More evidence that some Amsterdam rental agents will discriminate
Yet more research has shown some Amsterdam housing rental agents are prepared to discriminate against potential ethnic minority tenants if asked to do so by landlords.
Two-thirds of 42 housing agents approached by mystery callers on behalf of the city council agreed to cooperate with fake landlords who said they did not want to rent the property to people with a minority background.
Just 13 respondents refused to cooperate, while the remaining 29 were prepared to help in one way or another, the Radar research team said.
Of them, 13 said they would draw up a list of potential tenants with Dutch names only, 11 said the choice of tenant would be up to the landlord and five suggested using different criteria to exclude people, such as language skills.
Similar research in April 2020 found that one third of Amsterdam rental housing agencies were prepared to discriminate against people with foreign names.
City housing chief Jakob Wedemeijer told the Parool that discrimination could not be accepted and that more monitoring is needed to see if the impact of new legislation may help. That draft bill, which is not yet law, will allow local authorities to introduce licences for landlords and agents.
But the city has no plans to publish the names of estate agents who were prepared to discriminate because of legal concerns.
The study is the latest in a string of probes carried out by local councils into discrimination in the housing market.

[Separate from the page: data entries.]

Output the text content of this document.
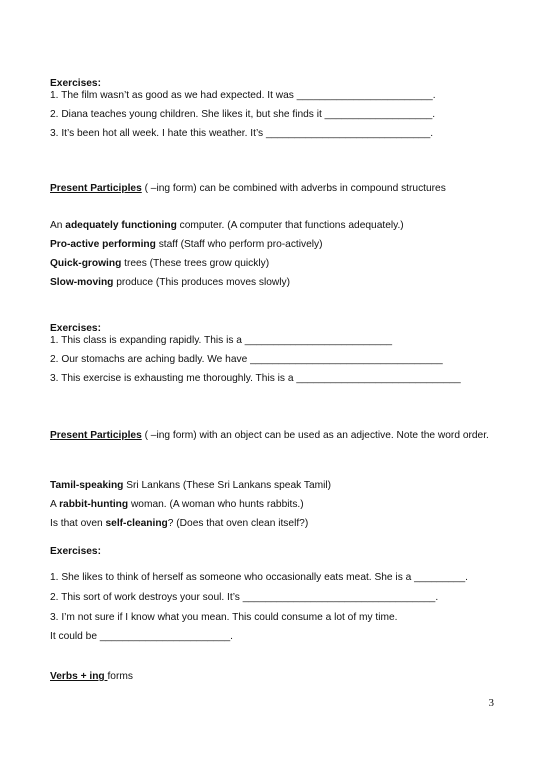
Exercises:
1. The film wasn’t as good as we had expected. It was ________________________.
2. Diana teaches young children. She likes it, but she finds it ___________________.
3. It’s been hot all week. I hate this weather. It’s _____________________________.
Present Participles ( –ing form) can be combined with adverbs in compound structures
An adequately functioning computer. (A computer that functions adequately.)
Pro-active performing staff (Staff who perform pro-actively)
Quick-growing trees (These trees grow quickly)
Slow-moving produce (This produces moves slowly)
Exercises:
1. This class is expanding rapidly. This is a __________________________
2. Our stomachs are aching badly. We have __________________________________
3. This exercise is exhausting me thoroughly. This is a _____________________________
Present Participles ( –ing form) with an object can be used as an adjective. Note the word order.
Tamil-speaking Sri Lankans (These Sri Lankans speak Tamil)
A rabbit-hunting woman. (A woman who hunts rabbits.)
Is that oven self-cleaning? (Does that oven clean itself?)
Exercises:
1. She likes to think of herself as someone who occasionally eats meat. She is a _________.
2. This sort of work destroys your soul. It’s __________________________________.
3. I’m not sure if I know what you mean. This could consume a lot of my time.
It could be _______________________.
Verbs + ing forms
3
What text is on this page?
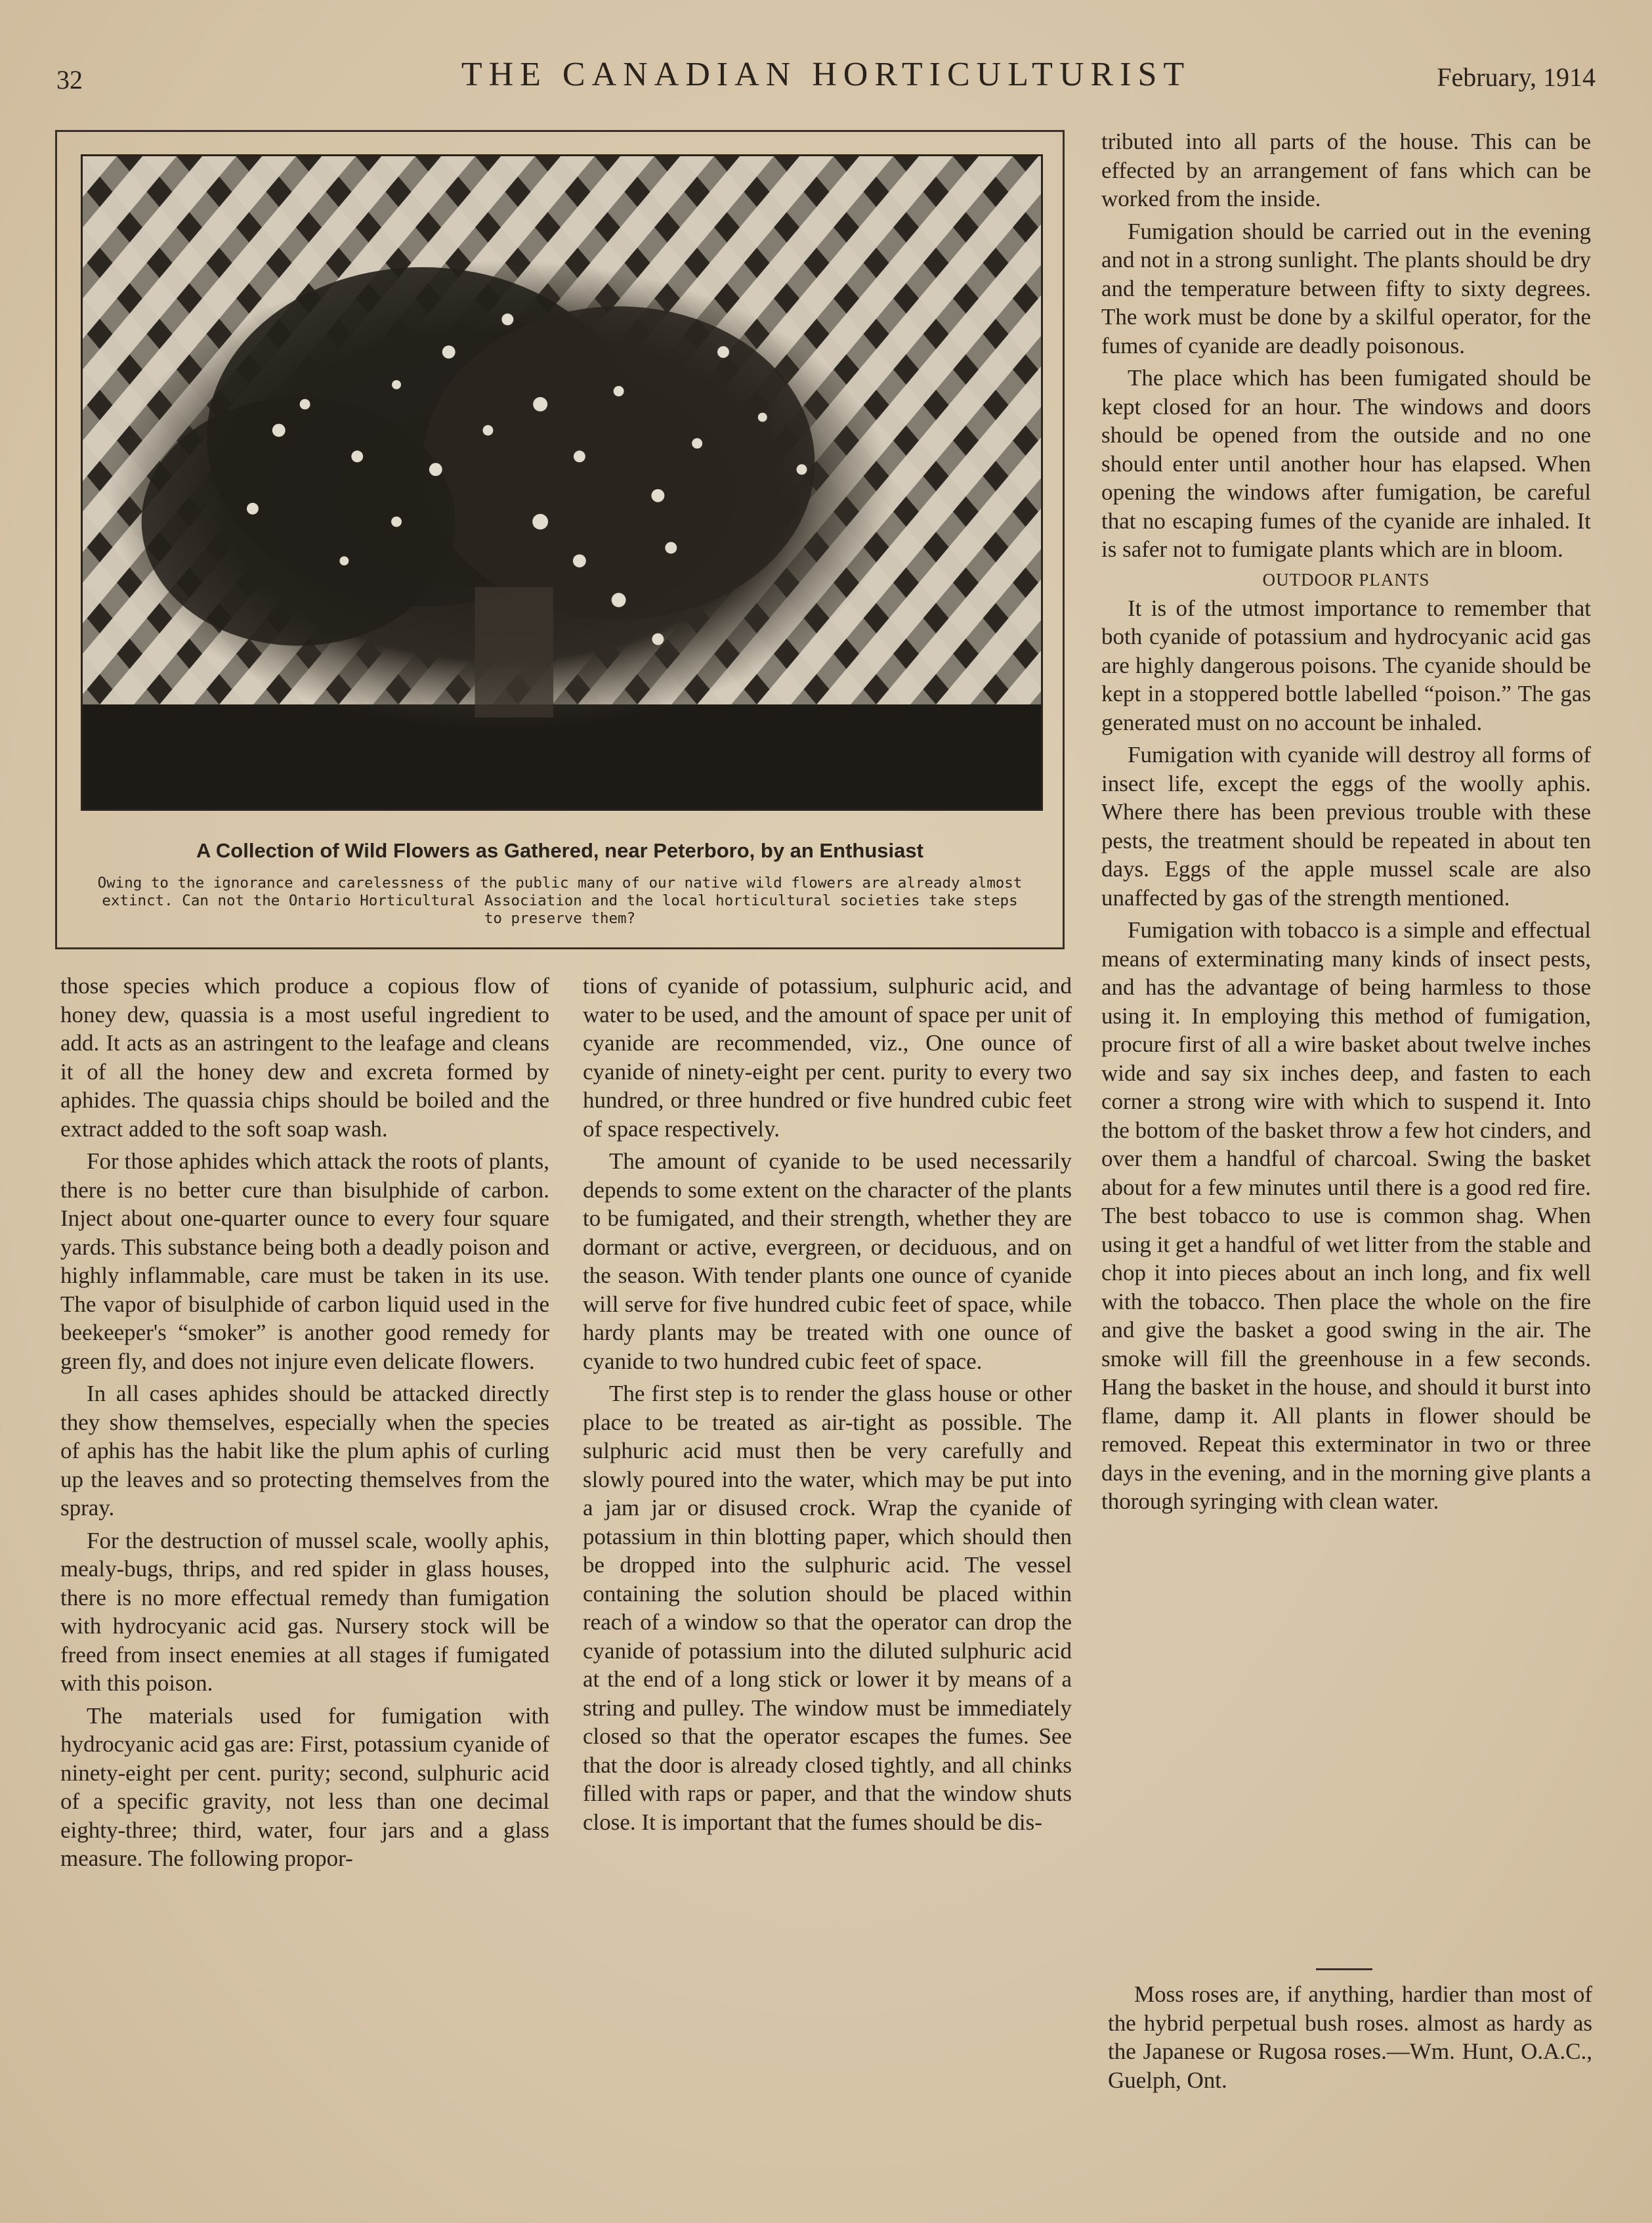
32	THE CANADIAN HORTICULTURIST	February, 1914
A Collection of Wild Flowers as Gathered, near Peterboro, by an Enthusiast
Owing to the ignorance and carelessness of the public many of our native wild flowers are already almost extinct. Can not the Ontario Horticultural Association and the local horticultural societies take steps to preserve them?

those species which produce a copious flow of honey dew, quassia is a most useful ingredient to add. It acts as an astringent to the leafage and cleans it of all the honey dew and excreta formed by aphides. The quassia chips should be boiled and the extract added to the soft soap wash.

For those aphides which attack the roots of plants, there is no better cure than bisulphide of carbon. Inject about one-quarter ounce to every four square yards. This substance being both a deadly poison and highly inflammable, care must be taken in its use. The vapor of bisulphide of carbon liquid used in the beekeeper's “smoker” is another good remedy for green fly, and does not injure even delicate flowers.

In all cases aphides should be attacked directly they show themselves, especially when the species of aphis has the habit like the plum aphis of curling up the leaves and so protecting themselves from the spray.

For the destruction of mussel scale, woolly aphis, mealy-bugs, thrips, and red spider in glass houses, there is no more effectual remedy than fumigation with hydrocyanic acid gas. Nursery stock will be freed from insect enemies at all stages if fumigated with this poison.

The materials used for fumigation with hydrocyanic acid gas are: First, potassium cyanide of ninety-eight per cent. purity; second, sulphuric acid of a specific gravity, not less than one decimal eighty-three; third, water, four jars and a glass measure. The following propor-

tions of cyanide of potassium, sulphuric acid, and water to be used, and the amount of space per unit of cyanide are recommended, viz., One ounce of cyanide of ninety-eight per cent. purity to every two hundred, or three hundred or five hundred cubic feet of space respectively.

The amount of cyanide to be used necessarily depends to some extent on the character of the plants to be fumigated, and their strength, whether they are dormant or active, evergreen, or deciduous, and on the season. With tender plants one ounce of cyanide will serve for five hundred cubic feet of space, while hardy plants may be treated with one ounce of cyanide to two hundred cubic feet of space.

The first step is to render the glass house or other place to be treated as air-tight as possible. The sulphuric acid must then be very carefully and slowly poured into the water, which may be put into a jam jar or disused crock. Wrap the cyanide of potassium in thin blotting paper, which should then be dropped into the sulphuric acid. The vessel containing the solution should be placed within reach of a window so that the operator can drop the cyanide of potassium into the diluted sulphuric acid at the end of a long stick or lower it by means of a string and pulley. The window must be immediately closed so that the operator escapes the fumes. See that the door is already closed tightly, and all chinks filled with raps or paper, and that the window shuts close. It is important that the fumes should be dis-

tributed into all parts of the house. This can be effected by an arrangement of fans which can be worked from the inside.

Fumigation should be carried out in the evening and not in a strong sunlight. The plants should be dry and the temperature between fifty to sixty degrees. The work must be done by a skilful operator, for the fumes of cyanide are deadly poisonous.

The place which has been fumigated should be kept closed for an hour. The windows and doors should be opened from the outside and no one should enter until another hour has elapsed. When opening the windows after fumigation, be careful that no escaping fumes of the cyanide are inhaled. It is safer not to fumigate plants which are in bloom.

OUTDOOR PLANTS

It is of the utmost importance to remember that both cyanide of potassium and hydrocyanic acid gas are highly dangerous poisons. The cyanide should be kept in a stoppered bottle labelled “poison.” The gas generated must on no account be inhaled.

Fumigation with cyanide will destroy all forms of insect life, except the eggs of the woolly aphis. Where there has been previous trouble with these pests, the treatment should be repeated in about ten days. Eggs of the apple mussel scale are also unaffected by gas of the strength mentioned.

Fumigation with tobacco is a simple and effectual means of exterminating many kinds of insect pests, and has the advantage of being harmless to those using it. In employing this method of fumigation, procure first of all a wire basket about twelve inches wide and say six inches deep, and fasten to each corner a strong wire with which to suspend it. Into the bottom of the basket throw a few hot cinders, and over them a handful of charcoal. Swing the basket about for a few minutes until there is a good red fire. The best tobacco to use is common shag. When using it get a handful of wet litter from the stable and chop it into pieces about an inch long, and fix well with the tobacco. Then place the whole on the fire and give the basket a good swing in the air. The smoke will fill the greenhouse in a few seconds. Hang the basket in the house, and should it burst into flame, damp it. All plants in flower should be removed. Repeat this exterminator in two or three days in the evening, and in the morning give plants a thorough syringing with clean water.

Moss roses are, if anything, hardier than most of the hybrid perpetual bush roses. almost as hardy as the Japanese or Rugosa roses.—Wm. Hunt, O.A.C., Guelph, Ont.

Research published by the home affairs ministry in April showed that more than one third of rental housing agents are prepared to exclude people with foreign names from the properties they offer, and discrimination against potential tenants with foreign names is more common outside the big cities.
That research, carried out by anti-discrimination organisations Art. 1 and Radar, involved 3,000 reactions to adverts for housing with a rent of up to €1,500 per month, using Dutch, Polish and Moroccan names.
Earlier research into agencies’ willingness to discriminate focused on Utrecht, and The Hague and produced similar results.
Patrick Smolders, chairman of the Amsterdam rental agents association, told the paper that discrimination is both illegal and unacceptable.